Here's a counterexample with $d=1$. Since $d=1$, we have $p_n(x)=a_nx^n$, so $p(x)=\sum_{n=0}^\infty a_nx^n$. Since you call this a polynomial, we'll also assume that $a_n=0$ for sufficiently large $n$. Let's take a special case of what you'd like to be true: $$ |p_2(1)|\leq C\sup_{x\in K}|p(x)| $$ for some compact $K\subseteq\mathbb R$ and some $C<\infty$. In other words: $$ |a_2|\leq C\sup_{|x|\leq N}|p(x)| $$ Suppose this is true for all polynomials $p(x)$, and apply it to a partial taylor expansion of $f_A(x)=e^{-Ax^2}$, $A>0$. Then $a_2=\frac 12f_A''(0)=-A$, so your inequality would imply that $|A|\leq C\sup_{|x|\leq N}|p(x)|$. However the power series of $f_A(x)$ has infinite radius of convergence, so no matter what $N$ is, we can choose a very high degree taylor approximation which equals $f_A$ within an error of $\frac 1{10}$ on $[-N,N]$. Thus the right hand side will be bounded by, say $2C$. On the other hand, we are free to choose $A$ as large as we want, so this is a contradiction.

There are two ways I see to fix the desired inequality.

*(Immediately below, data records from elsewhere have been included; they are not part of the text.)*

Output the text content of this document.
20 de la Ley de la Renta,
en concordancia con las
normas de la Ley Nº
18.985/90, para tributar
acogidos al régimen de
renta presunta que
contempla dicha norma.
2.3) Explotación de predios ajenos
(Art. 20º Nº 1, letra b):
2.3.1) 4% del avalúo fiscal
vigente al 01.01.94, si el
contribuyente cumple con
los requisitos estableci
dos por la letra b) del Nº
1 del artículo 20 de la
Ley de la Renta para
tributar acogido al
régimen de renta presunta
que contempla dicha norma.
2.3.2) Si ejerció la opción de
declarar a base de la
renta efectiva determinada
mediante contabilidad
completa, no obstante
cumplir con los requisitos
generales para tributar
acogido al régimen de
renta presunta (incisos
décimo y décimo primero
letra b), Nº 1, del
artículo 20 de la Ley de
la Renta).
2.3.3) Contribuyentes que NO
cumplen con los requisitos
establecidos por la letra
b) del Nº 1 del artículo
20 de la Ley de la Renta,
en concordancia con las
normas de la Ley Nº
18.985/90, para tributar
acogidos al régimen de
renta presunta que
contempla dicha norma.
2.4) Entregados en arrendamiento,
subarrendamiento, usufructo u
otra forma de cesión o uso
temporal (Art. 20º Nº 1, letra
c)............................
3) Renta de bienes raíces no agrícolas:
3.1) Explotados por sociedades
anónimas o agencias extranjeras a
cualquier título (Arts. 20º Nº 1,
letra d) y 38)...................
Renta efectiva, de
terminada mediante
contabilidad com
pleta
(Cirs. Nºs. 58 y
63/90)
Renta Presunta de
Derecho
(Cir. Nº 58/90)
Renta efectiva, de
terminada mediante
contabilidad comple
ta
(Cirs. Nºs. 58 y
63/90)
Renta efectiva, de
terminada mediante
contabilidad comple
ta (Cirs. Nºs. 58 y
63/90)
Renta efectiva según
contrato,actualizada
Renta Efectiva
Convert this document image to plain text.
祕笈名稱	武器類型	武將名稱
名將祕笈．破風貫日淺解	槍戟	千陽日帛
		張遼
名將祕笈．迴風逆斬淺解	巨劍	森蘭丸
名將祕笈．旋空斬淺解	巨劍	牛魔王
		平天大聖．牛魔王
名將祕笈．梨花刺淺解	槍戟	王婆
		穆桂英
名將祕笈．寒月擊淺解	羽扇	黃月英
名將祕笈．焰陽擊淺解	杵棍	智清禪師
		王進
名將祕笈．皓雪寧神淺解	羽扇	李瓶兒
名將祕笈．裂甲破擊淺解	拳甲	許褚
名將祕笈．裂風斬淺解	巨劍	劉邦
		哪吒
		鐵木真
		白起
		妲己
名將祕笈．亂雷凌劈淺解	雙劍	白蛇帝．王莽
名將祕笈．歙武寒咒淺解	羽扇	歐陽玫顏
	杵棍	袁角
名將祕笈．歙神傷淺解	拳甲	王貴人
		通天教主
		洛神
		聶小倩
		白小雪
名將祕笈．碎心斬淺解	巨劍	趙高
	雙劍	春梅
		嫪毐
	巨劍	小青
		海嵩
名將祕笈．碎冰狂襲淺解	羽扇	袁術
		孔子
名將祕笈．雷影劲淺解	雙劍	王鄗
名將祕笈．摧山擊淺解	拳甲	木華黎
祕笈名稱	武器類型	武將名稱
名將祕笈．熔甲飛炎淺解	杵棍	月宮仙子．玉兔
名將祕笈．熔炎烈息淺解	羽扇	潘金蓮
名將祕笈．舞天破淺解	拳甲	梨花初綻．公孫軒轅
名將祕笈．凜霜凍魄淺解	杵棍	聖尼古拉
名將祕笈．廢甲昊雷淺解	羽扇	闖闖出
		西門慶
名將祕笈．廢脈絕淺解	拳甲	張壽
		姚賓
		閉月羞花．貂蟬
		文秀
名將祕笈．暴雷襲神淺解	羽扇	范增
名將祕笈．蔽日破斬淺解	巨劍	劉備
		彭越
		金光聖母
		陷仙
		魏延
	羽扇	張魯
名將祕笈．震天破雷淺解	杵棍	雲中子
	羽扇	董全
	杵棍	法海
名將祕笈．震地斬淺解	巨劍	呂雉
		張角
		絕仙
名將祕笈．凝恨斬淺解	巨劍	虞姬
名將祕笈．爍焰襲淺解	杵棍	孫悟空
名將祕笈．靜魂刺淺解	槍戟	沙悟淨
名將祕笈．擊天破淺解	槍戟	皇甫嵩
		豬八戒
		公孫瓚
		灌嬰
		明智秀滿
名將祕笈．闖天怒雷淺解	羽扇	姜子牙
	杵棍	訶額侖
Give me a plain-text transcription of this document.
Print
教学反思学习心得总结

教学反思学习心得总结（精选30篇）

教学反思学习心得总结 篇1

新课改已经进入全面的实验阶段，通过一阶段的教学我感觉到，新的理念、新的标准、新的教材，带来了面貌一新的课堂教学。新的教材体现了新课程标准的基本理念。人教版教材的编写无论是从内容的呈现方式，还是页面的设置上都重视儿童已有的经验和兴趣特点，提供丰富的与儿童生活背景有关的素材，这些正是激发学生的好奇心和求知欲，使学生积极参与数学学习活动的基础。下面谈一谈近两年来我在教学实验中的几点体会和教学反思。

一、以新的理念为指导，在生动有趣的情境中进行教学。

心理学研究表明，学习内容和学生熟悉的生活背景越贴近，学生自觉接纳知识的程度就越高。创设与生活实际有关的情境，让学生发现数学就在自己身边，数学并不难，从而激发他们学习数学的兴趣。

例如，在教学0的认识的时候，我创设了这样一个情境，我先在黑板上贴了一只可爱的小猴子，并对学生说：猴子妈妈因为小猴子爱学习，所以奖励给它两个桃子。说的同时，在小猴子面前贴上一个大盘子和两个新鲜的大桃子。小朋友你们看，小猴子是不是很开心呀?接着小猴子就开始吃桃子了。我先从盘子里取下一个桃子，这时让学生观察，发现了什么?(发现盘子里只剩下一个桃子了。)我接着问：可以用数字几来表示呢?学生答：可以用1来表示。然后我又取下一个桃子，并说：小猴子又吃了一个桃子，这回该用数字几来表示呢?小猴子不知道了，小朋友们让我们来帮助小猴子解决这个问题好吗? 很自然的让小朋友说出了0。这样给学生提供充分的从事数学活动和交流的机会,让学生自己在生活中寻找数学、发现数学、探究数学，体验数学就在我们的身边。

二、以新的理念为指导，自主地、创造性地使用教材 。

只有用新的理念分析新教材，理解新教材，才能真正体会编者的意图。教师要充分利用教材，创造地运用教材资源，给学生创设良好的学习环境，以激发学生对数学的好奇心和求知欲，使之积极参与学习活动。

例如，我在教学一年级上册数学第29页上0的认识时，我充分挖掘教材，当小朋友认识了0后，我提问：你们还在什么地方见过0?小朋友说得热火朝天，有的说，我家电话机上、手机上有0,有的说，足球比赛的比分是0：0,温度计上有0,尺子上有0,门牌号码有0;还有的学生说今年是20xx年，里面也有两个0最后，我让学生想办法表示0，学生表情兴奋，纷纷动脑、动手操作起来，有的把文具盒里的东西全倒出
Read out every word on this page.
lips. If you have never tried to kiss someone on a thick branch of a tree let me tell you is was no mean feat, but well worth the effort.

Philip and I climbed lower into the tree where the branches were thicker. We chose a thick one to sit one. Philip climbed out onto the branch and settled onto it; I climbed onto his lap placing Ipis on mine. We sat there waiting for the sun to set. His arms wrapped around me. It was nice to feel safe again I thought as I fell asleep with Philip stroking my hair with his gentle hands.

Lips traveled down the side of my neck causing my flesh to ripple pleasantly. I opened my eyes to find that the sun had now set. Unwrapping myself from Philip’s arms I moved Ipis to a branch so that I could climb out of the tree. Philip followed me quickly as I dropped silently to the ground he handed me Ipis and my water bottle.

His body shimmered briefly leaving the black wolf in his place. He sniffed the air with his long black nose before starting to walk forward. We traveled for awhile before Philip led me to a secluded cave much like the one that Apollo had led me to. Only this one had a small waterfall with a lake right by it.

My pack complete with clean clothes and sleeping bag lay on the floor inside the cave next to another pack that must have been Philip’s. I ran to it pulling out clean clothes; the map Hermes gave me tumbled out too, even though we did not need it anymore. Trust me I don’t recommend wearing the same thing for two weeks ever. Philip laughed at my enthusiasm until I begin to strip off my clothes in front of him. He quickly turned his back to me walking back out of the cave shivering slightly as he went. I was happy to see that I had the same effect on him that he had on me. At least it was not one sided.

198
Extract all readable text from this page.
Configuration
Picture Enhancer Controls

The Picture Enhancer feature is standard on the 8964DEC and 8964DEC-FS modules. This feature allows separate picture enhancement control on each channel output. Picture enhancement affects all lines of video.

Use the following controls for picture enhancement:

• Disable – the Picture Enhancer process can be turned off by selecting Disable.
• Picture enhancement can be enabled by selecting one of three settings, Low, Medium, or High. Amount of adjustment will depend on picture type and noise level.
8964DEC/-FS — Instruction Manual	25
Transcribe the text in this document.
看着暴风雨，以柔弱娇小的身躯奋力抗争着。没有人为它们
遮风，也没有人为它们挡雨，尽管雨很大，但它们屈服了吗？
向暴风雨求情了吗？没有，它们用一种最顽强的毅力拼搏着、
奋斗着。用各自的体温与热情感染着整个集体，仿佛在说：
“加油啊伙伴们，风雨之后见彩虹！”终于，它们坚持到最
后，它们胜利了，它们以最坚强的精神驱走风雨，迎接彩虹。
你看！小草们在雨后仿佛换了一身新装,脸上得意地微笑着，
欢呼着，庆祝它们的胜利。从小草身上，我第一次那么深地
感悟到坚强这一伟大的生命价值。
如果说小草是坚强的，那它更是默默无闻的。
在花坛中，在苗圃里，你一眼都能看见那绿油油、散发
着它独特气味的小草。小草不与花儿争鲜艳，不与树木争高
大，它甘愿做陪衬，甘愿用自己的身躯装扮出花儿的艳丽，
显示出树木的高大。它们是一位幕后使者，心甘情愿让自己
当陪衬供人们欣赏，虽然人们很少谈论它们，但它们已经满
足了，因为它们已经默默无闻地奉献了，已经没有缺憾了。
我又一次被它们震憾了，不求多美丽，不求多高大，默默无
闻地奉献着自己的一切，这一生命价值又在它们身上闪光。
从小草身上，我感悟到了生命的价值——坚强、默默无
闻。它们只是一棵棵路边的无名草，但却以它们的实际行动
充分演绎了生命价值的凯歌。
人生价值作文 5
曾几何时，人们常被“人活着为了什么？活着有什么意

First, you could assume bound the degree of $p(x)$. Then the space of such polynomials is finite dimensional, and in this case any $K$ with nonempty interior works, since then $\sup_{z\in K}|p(z)|$ is a norm on this space of such polynomials. (incidentally, this is essentially related to Problem A5 on the 1999 Putnam, see http://amc.maa.org/a-activities/a7-problems/putnamindex.shtml).

Second, you could instead consider polynomials on the complex numbers, and allow supremum on the right hand side to be over compact $K\subseteq\mathbb C^n$. Then the Cauchy Integral Formula (http://en.wikipedia.org/wiki/Cauchy_integral_formula) would make your statement true (at least for $d=1$, and probably all $d$ as well).